On the other hand, if you don’t want to put all of that information online, you can keep documents in your collection and only share them when needed.
The easiest way to do that is, again, through your documentation software.
For example, Archbee has a Magic Link feature that allows you to authorize a third party to view the document simply by providing their email address.
As you can see, there’s a lot to consider even after the document has been written and reviewed.
However, such choices are made much easier with some good documentation software.
Step 7: Maintain the Documentation
A good technical writer knows that they are never really done and finished with a published document.
In other words, when a document is live, you shouldn’t forget to maintain it and keep it updated as your API evolves and changes.
If you’re part of the technical writing team that’s continually working on the API, you might be involved in writing the updates for it.
Therefore, a sound practice to follow is to update the relevant documents as soon as a new update or product version goes live.
You can also use alarms and notifications to let you, or another stakeholder at the company, know that a document needs revising.

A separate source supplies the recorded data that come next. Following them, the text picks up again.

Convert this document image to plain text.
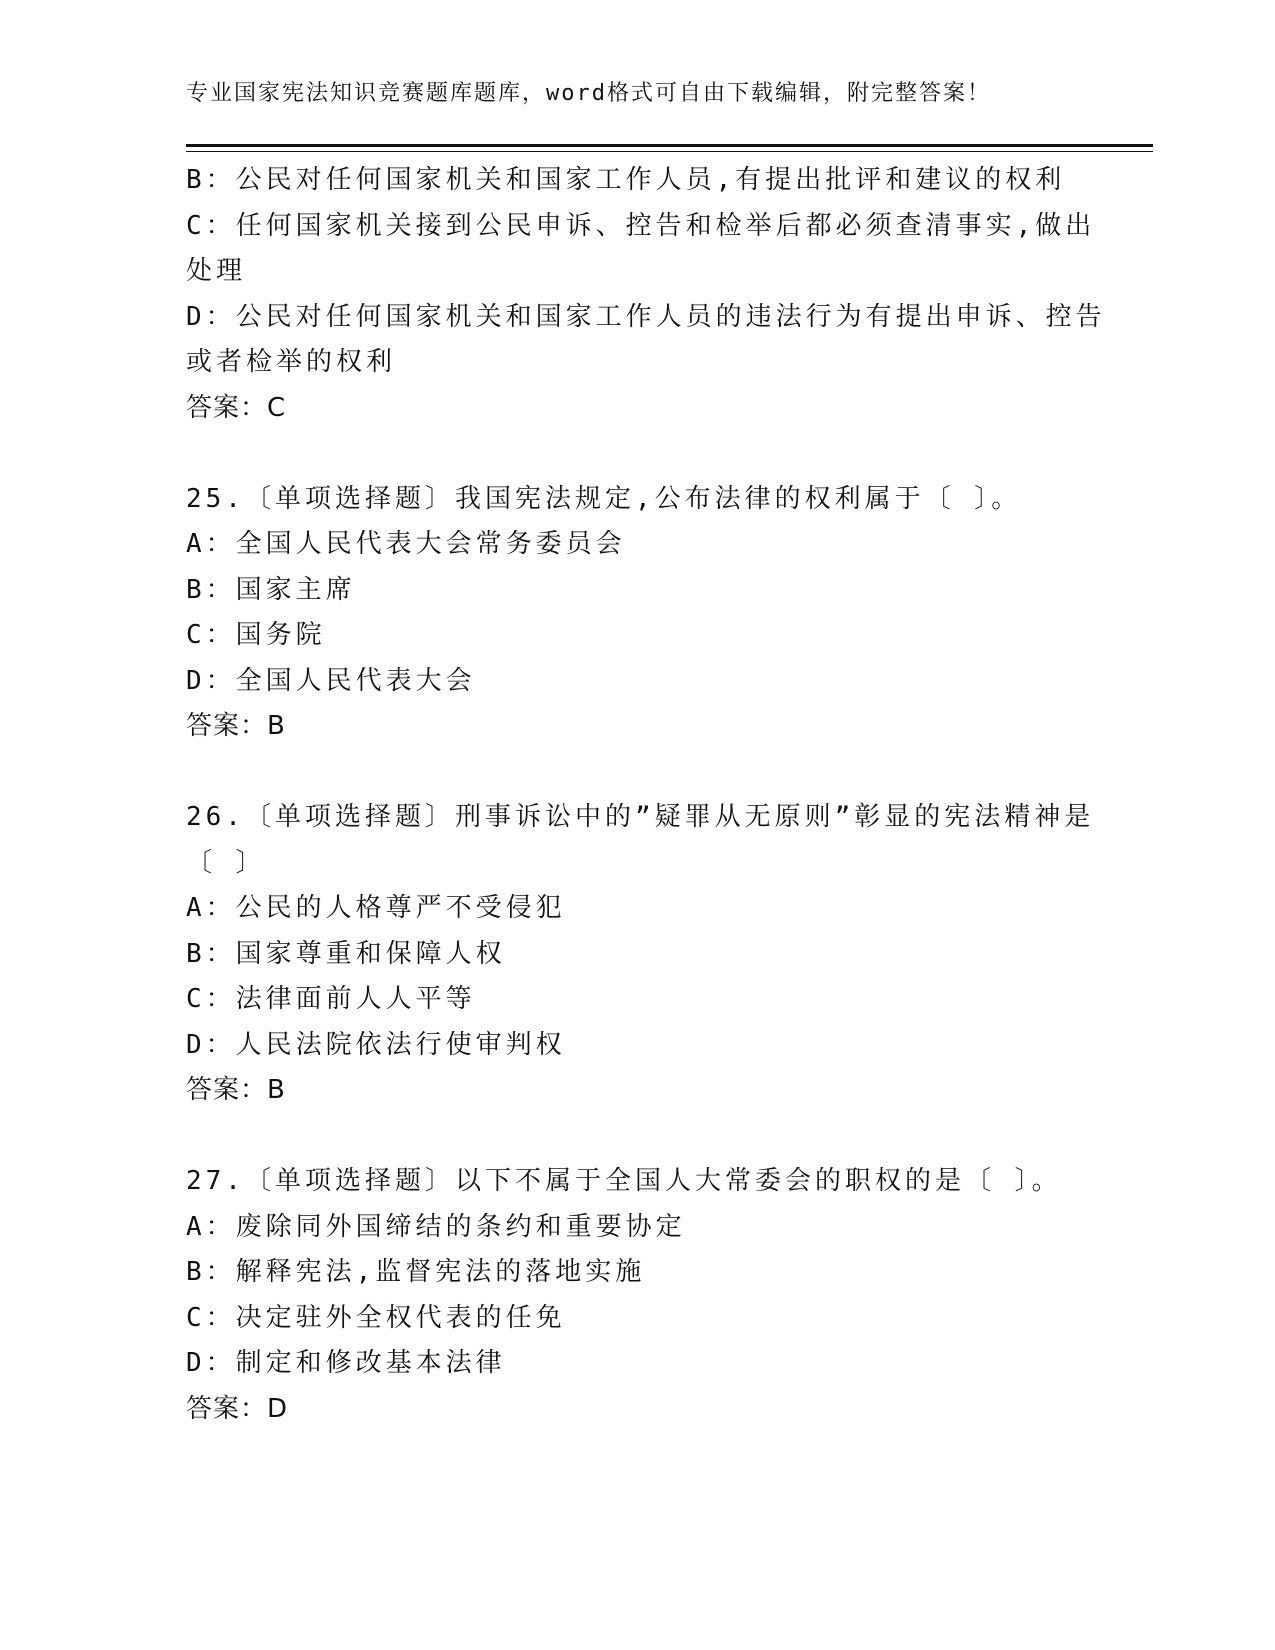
专业国家宪法知识竞赛题库题库，word格式可自由下载编辑，附完整答案！
B：公民对任何国家机关和国家工作人员,有提出批评和建议的权利
C：任何国家机关接到公民申诉、控告和检举后都必须查清事实,做出
处理
D：公民对任何国家机关和国家工作人员的违法行为有提出申诉、控告
或者检举的权利
答案：C
25.〔单项选择题〕我国宪法规定,公布法律的权利属于〔 〕。
A：全国人民代表大会常务委员会
B：国家主席
C：国务院
D：全国人民代表大会
答案：B
26.〔单项选择题〕刑事诉讼中的”疑罪从无原则”彰显的宪法精神是
〔 〕
A：公民的人格尊严不受侵犯
B：国家尊重和保障人权
C：法律面前人人平等
D：人民法院依法行使审判权
答案：B
27.〔单项选择题〕以下不属于全国人大常委会的职权的是〔 〕。
A：废除同外国缔结的条约和重要协定
B：解释宪法,监督宪法的落地实施
C：决定驻外全权代表的任免
D：制定和修改基本法律
答案：D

Archbee has a verification feature that lets you select a period after which a document will become unverified and set the appropriate person at the company who will be tasked with having a look at the document and confirming that it’s up to date.
But it’s about more than just keeping the documentation fresh.
Maintaining documentation also means keeping a close eye on how the document is used by collecting continuous feedback from users and acting on it.
That’s why quality documentation pages usually provide a quick survey for users, like the one in the screenshot below.
That way, if you notice that a document is being marked as unhelpful, you can take a closer look at it and fix what’s causing users trouble and provide a better experience for them.
Updating API documentation, as well as periodically verifying it and acting on user feedback are all very effective ways of maintaining API documentation.
Make these activities a part of your routine for all existing documentation and you’ll never have to worry if your documents are hitting the mark.
Creating API documentation is no walk in the park. In fact, API documentation is some of the most complex writing you’ll ever have to do as a technical writer.
Luckily, there’s a systematic approach to the process that makes the task much easier and more accurate.
In this article, we’ve broken down the API documentation writing process into seven manageable steps you can take to create efficient, accurate, and extremely valuable API documents every time.
Follow these steps to writing API documentation, and you’ll never feel lost or confused when writing API documentation again.